In Kirgisistan hat die Regierung ein auf leistungsbezogener Entlohnung basierendes System in der primären Gesundheitsversorgung eingeführt. Ziel ist es, mehr Ärzte anzuziehen, indem die Gehälter für jene erhöht werden, die bei ihrer Tätigkeit gute Leistung erbringen. Ferner umfasst das System ein Angebot für Fachärzte, sich zu Familienärzten umschulen zu lassen, da im Jahr 2020 30% der Familienärzte das Rentenalter erreicht hatten.

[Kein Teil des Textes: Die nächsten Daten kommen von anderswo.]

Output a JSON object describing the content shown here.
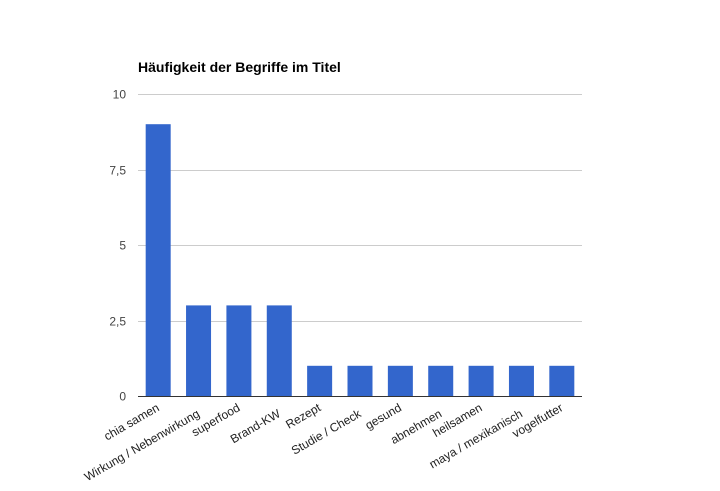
{
  "chart_data": {
    "type": "bar",
    "title": "Häufigkeit der Begriffe im Titel",
    "xlabel": "",
    "ylabel": "",
    "ylim": [
      0,
      10
    ],
    "yticks": [
      0,
      2.5,
      5,
      7.5,
      10
    ],
    "ytick_labels": [
      "0",
      "2,5",
      "5",
      "7,5",
      "10"
    ],
    "grid": true,
    "legend": "none",
    "color": "#3366cc",
    "categories": [
      "chia samen",
      "Wirkung / Nebenwirkung",
      "superfood",
      "Brand-KW",
      "Rezept",
      "Studie / Check",
      "gesund",
      "abnehmen",
      "heilsamen",
      "maya / mexikanisch",
      "vogelfutter"
    ],
    "values": [
      9,
      3,
      3,
      3,
      1,
      1,
      1,
      1,
      1,
      1,
      1
    ]
  }
}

Im Vereinigten Königreich hat die Regierung kontinuierlich im Ausland ausgebildete Pflegekräfte und Hebammen angeworben, um die in Ruhestand gehenden oder aus dem Beruf ausscheidenden Fachkräfte zu ersetzen. Derzeit sind fast 114 000 im Ausland ausgebildete Pflegekräfte dort gemeldet – das ist ein Anstieg um 66% seit 2017/18. Im Gegenzug fiel die Anzahl der in der Europäischen Union (EU)/im Europäischen Wirtschaftsraum (EWR) ausgebildeten Pflegekräfte im gleichen Zeitraum um fast 18%. Der Grund dafür liegt vermutlich in der Entscheidung des Vereinigten Königreichs, die EU zu verlassen, und ist Ausdruck einer deutlichen Verschiebung von der Anwerbung von Pflegekräften aus der EU/dem EWR hin zur Anwerbung aus anderen Regionen und Ländern, insbesondere Indien, Nigeria und den Philippinen.

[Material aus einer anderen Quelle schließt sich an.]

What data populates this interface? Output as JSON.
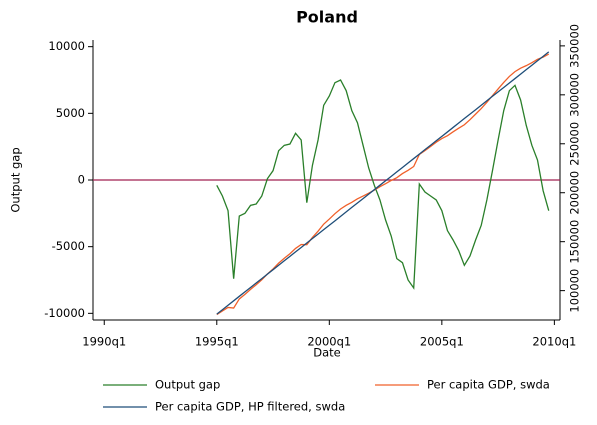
{
  "chart_data": {
    "type": "line",
    "title": "Poland",
    "xlabel": "Date",
    "ylabel": "Output gap",
    "x": [
      "1995q1",
      "1995q2",
      "1995q3",
      "1995q4",
      "1996q1",
      "1996q2",
      "1996q3",
      "1996q4",
      "1997q1",
      "1997q2",
      "1997q3",
      "1997q4",
      "1998q1",
      "1998q2",
      "1998q3",
      "1998q4",
      "1999q1",
      "1999q2",
      "1999q3",
      "1999q4",
      "2000q1",
      "2000q2",
      "2000q3",
      "2000q4",
      "2001q1",
      "2001q2",
      "2001q3",
      "2001q4",
      "2002q1",
      "2002q2",
      "2002q3",
      "2002q4",
      "2003q1",
      "2003q2",
      "2003q3",
      "2003q4",
      "2004q1",
      "2004q2",
      "2004q3",
      "2004q4",
      "2005q1",
      "2005q2",
      "2005q3",
      "2005q4",
      "2006q1",
      "2006q2",
      "2006q3",
      "2006q4",
      "2007q1",
      "2007q2",
      "2007q3",
      "2007q4",
      "2008q1",
      "2008q2",
      "2008q3",
      "2008q4",
      "2009q1",
      "2009q2",
      "2009q3",
      "2009q4"
    ],
    "series": [
      {
        "name": "Output gap",
        "color": "#2a7f2a",
        "values": [
          -400,
          -1200,
          -2300,
          -7400,
          -2700,
          -2500,
          -1900,
          -1800,
          -1200,
          100,
          700,
          2200,
          2600,
          2700,
          3500,
          3000,
          -1700,
          1100,
          3000,
          5600,
          6300,
          7300,
          7500,
          6700,
          5200,
          4300,
          2600,
          900,
          -400,
          -1500,
          -3000,
          -4200,
          -5900,
          -6200,
          -7500,
          -8100,
          -300,
          -900,
          -1200,
          -1500,
          -2300,
          -3800,
          -4500,
          -5300,
          -6400,
          -5700,
          -4500,
          -3400,
          -1500,
          700,
          3000,
          5200,
          6700,
          7100,
          6000,
          4100,
          2600,
          1500,
          -800,
          -2300
        ]
      },
      {
        "name": "Per capita GDP, swda",
        "color": "#f0602a",
        "axis": "y2",
        "values": [
          75600,
          79300,
          82800,
          82200,
          91500,
          96200,
          101300,
          106000,
          111100,
          117000,
          122100,
          128100,
          133100,
          137700,
          143100,
          147100,
          146900,
          154300,
          160700,
          167900,
          173100,
          178600,
          183400,
          187100,
          190200,
          193800,
          196600,
          199500,
          202700,
          206200,
          209200,
          212500,
          215400,
          219600,
          222900,
          226800,
          239100,
          243100,
          247300,
          251600,
          255300,
          258300,
          262200,
          265900,
          269400,
          274600,
          280300,
          286000,
          292400,
          299200,
          306000,
          312700,
          318800,
          323700,
          327200,
          329800,
          332800,
          336300,
          338500,
          341600
        ]
      },
      {
        "name": "Per capita GDP, HP filtered, swda",
        "color": "#1f4e79",
        "axis": "y2",
        "values": [
          76000,
          80500,
          85100,
          89600,
          94200,
          98700,
          103200,
          107800,
          112300,
          116900,
          121400,
          125900,
          130500,
          135000,
          139600,
          144100,
          148600,
          153200,
          157700,
          162300,
          166800,
          171300,
          175900,
          180400,
          185000,
          189500,
          194000,
          198600,
          203100,
          207700,
          212200,
          216700,
          221300,
          225800,
          230400,
          234900,
          239400,
          244000,
          248500,
          253100,
          257600,
          262100,
          266700,
          271200,
          275800,
          280300,
          284800,
          289400,
          293900,
          298500,
          303000,
          307500,
          312100,
          316600,
          321200,
          325700,
          330200,
          334800,
          339300,
          343900
        ]
      }
    ],
    "xlim": [
      "1989q3",
      "2010q2"
    ],
    "xticks": [
      "1990q1",
      "1995q1",
      "2000q1",
      "2005q1",
      "2010q1"
    ],
    "ylim": [
      -10500,
      10500
    ],
    "yticks": [
      -10000,
      -5000,
      0,
      5000,
      10000
    ],
    "y2lim": [
      70000,
      356000
    ],
    "y2ticks": [
      100000,
      150000,
      200000,
      250000,
      300000,
      350000
    ],
    "hline": 0,
    "hline_color": "#a02050",
    "grid": false,
    "legend": "bottom"
  }
}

Trotz vielerorts ergriffener progressiver Schritte bedarf es wesentlich größerer Investitionen, deutlich mehr Innovation und erheblich mehr Partnerschaften, um weitere Engpässe beim Gesundheits- und Pflegepersonal in der Zukunft zu verhindern. WHO/Europa fordert alle Mitgliedstaaten – selbst jene, die gegenwärtig eine überdurchschnittliche Personaldichte verzeichnen – eindringlich dazu auf, keine Zeit zu verlieren und folgende zehn Maßnahmen zu ergreifen, um das Gesundheits- und Pflegepersonal zu stärken:

  1. Anpassung der Ausbildung an die Bedürfnisse der Bevölkerung und die Anforderungen an die Gesundheitsversorgung
  2. Stärkung der beruflichen Fortbildung, um das Personal mit neuem Wissen und neuen Kompetenzen auszustatten
  3. Ausweitung der Anwendung digitaler Instrumente zur Unterstützung des Personals
  4. Entwicklung von Strategien für die Anwerbung und Bindung von Gesundheitsfachkräften in ländlichen und abgelegenen Gebieten
  5. Schaffung von Arbeitsbedingungen, die eine gesunde Vereinbarkeit von Berufs- und Privatleben fördern
  6. Schutz von Gesundheit und Wohlbefinden des Personals 
  7. Stärkung der Führungskompetenz zur Verbesserung der Personalplanung und -steuerung
  8. Verbesserung der Gesundheitsinformationssysteme für eine bessere Datenerhebung und -analyse
  9. Erhöhung der öffentlichen Investitionen in die Aus- und Fortbildung und den Schutz des Personals
  10. Optimierung der Mittelverwendung für innovative Personalkonzepte.